One night a few his friends were on board with him for a party. They got to talking about old times. Looking back on it none of them could say for sure whose idea it had been, but before the sunrise came they had decided to sail from California to Australia, across the Pacific Ocean.

They bought all the supplies they needed. They stocked up on things like food, spare parts (even though not a single one of them had ever turned a wrench), and charts. It took them a month to get ready to go, but finally the day came. They set sail.

Things went great for days. The weather was nice and the constant tradewinds provided a quick passage for the Dependable and it's crew of four. The crew was settling into a routine.

Their routine did not, however, include plotting a line on a chart. They would look at the GPS and it would tell them about where they were. That was good enough for this crew. They could also tell the GPS what their final goal was, and it would tell them what course to steer. You see they had found that taking compass readings was easy, but they didn't understand how to do the corrections to the readings. Every time they tried to plot where they were on the chart it never agreed with the GPS. But that was okay because as long as the GPS was working they weren't lost.
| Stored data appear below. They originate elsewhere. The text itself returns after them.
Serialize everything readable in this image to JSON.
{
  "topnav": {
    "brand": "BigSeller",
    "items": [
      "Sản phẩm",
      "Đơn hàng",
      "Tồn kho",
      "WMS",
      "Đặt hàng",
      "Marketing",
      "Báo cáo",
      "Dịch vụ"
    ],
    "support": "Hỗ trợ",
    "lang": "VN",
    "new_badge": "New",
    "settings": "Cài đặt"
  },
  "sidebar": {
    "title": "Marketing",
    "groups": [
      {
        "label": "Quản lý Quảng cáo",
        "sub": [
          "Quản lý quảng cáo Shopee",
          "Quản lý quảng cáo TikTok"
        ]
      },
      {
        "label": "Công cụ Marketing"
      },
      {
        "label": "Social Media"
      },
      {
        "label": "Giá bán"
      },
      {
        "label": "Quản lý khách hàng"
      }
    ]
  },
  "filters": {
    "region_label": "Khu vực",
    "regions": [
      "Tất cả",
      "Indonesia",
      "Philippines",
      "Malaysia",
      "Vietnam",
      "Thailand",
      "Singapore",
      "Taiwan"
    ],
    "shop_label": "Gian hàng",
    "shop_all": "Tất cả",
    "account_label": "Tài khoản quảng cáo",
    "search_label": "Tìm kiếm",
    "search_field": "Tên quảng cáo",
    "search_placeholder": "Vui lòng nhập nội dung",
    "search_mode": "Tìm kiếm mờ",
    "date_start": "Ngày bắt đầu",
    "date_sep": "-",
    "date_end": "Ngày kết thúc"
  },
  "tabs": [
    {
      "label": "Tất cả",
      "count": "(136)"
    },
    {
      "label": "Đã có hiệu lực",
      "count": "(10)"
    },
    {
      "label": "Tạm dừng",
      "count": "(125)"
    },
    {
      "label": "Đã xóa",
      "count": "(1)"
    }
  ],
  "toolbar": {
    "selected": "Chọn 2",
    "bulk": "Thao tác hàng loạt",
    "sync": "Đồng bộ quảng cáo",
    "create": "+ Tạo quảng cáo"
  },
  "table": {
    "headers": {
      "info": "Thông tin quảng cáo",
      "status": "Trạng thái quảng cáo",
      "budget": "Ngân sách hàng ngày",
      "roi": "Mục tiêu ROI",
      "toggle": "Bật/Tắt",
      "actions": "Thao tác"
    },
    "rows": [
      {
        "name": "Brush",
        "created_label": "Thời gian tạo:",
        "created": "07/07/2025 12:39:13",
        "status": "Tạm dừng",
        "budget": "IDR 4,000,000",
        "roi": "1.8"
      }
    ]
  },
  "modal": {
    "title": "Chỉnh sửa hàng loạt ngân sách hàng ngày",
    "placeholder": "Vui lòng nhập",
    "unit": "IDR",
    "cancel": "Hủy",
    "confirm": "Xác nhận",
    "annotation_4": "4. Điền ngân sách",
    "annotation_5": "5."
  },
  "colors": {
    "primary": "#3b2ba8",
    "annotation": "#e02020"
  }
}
One night they had the auto pilot set on exactly the course the GPS had set for them. They were moving out under a steady wind at 5 knots. There was nothing in sight for as far as they could see, except water and sky. The crew left the deck of the Dependable and went below to play cards and cook diner.

Without any warning the Dependable came to a sudden and violent stop. The crew was thrown forward in a large pile on top of each other. Water started to pour in around their knees and hands as they scrambled up on deck. As the Dependable sank, they swam for the shore of a small island in the South Pacific.

What went wrong?

The GPS doesn't tell you if you are over land. They didn't know there was an island in the way, because they were not plotting their progress on a chart.



Here is the true version of this story as retrieved from a page about ship wrecks (http://home.earthlink.net/).

Rabba Abba - US boat - about 44 ft, fiberglass. Tied up beside us on the wall in Papeete. They left Tahitit for American Samoa. The story we later heard was that they had set a GPS waypoint at Pago Pago and sailed a rhumb line, watching the cross track error. Unfortunately, they apparently didn't check a chart to find out that Rose Island was in their rhumb line. They hit the barrier reef, walked ashore and set off their 406 EPIRB. A freighter picked them up the next day. We saw them again later in NZ, buying another boat with the insurance money.